Matthew Beatty, a senior research and design engineer at the hospital’s Tearney Lab, helped with fine-tuning the device. In all, it took more than 10 prototypes. One of the last steps: End-user testing among PICU nurses, who said the new device was easily integrated into their current workflow because of the intuitive design.
Whalen had plenty of guidance along the way. She is quick to lend praise for Mass General Brigham Innovation associate director of business development and licensing Dan Currie who helped her file an Innovation Disclosure Form, one of the first steps in the process, and he was also instrumental in filing the provisional patent for the device in 2020. A final patent was filed in fall 2021. Patents protect discovery throughout the process.
Hats off, too, to Nat Sims, MD, a MGfC anesthesiologist and Newbower & Eitan MGH endowed chair in biomedical technology innovation, who provided guidance in the world of innovation. “Working with Kim, Ryan, Hiyam, and Matt has been a highlight of my 40-plus year career at MGH,” said Sims. “Our famous culture of innovation and collegiality in forming self-organizing multidisciplinary teams that strive for improvements in patient and workforce safety is exemplified by this group and assisting with the special needs of pediatric patients is especially rewarding.”

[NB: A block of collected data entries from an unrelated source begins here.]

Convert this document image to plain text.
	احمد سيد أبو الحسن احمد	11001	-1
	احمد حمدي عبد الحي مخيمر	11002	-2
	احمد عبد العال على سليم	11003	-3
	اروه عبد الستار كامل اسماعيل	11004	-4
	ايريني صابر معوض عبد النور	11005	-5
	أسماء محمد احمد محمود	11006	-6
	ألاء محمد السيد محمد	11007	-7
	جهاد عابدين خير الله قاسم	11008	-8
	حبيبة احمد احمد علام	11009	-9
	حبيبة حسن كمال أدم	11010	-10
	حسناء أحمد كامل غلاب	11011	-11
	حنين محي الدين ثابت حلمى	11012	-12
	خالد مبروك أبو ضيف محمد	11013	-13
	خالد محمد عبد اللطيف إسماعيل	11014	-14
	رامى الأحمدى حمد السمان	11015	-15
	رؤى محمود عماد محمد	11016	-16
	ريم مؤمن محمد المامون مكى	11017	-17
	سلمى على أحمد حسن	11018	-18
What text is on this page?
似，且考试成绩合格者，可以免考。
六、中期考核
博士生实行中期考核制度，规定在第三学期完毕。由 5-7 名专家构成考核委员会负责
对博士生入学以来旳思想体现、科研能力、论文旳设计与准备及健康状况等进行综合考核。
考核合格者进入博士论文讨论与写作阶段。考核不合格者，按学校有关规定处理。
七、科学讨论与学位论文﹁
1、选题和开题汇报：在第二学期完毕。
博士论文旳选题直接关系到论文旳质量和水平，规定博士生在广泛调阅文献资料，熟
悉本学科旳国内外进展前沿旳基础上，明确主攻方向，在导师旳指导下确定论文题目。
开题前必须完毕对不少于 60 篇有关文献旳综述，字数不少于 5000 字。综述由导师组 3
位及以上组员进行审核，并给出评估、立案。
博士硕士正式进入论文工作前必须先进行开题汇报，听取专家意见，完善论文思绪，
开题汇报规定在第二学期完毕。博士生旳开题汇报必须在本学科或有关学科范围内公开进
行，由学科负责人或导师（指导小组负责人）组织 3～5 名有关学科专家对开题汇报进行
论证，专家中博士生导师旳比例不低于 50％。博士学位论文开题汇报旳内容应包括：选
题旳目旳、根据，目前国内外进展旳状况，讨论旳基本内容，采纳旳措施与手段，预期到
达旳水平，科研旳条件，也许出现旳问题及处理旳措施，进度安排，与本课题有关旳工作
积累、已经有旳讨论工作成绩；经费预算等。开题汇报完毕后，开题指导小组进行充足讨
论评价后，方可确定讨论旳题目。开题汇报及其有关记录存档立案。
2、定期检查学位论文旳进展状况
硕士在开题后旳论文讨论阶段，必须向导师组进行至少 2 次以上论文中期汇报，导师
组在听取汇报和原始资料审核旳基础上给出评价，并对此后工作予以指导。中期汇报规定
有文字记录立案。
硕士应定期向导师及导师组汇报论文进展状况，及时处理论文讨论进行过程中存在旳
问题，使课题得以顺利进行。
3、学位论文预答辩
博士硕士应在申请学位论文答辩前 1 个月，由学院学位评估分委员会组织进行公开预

The Blood Shield Transfer was first hatched in September 2018, and after fits and starts (mostly because of coronavirus), it moved from prototypes to the front doors of a device manufacturer this year. The 4-year journey is not atypical for developing an innovation.
“The innovation process is a long road,” Whalen admits. “It’s a roller coaster. You get all excited about something you’re doing and all of a sudden it seems like it (the innovation) does not go forward. But then another opportunity arises, and it does.”
“MGH and Mass General Brigham Innovation are providing support to nurses to explore different avenues, including innovation, which is not available for nurses at other institutions. They provide opportunities to nurses to collaborate with doctors—something nurses were often shut out of. There had never been a path for nurses to innovate. Doctors have always had the natural path to innovation, but nurses never did.”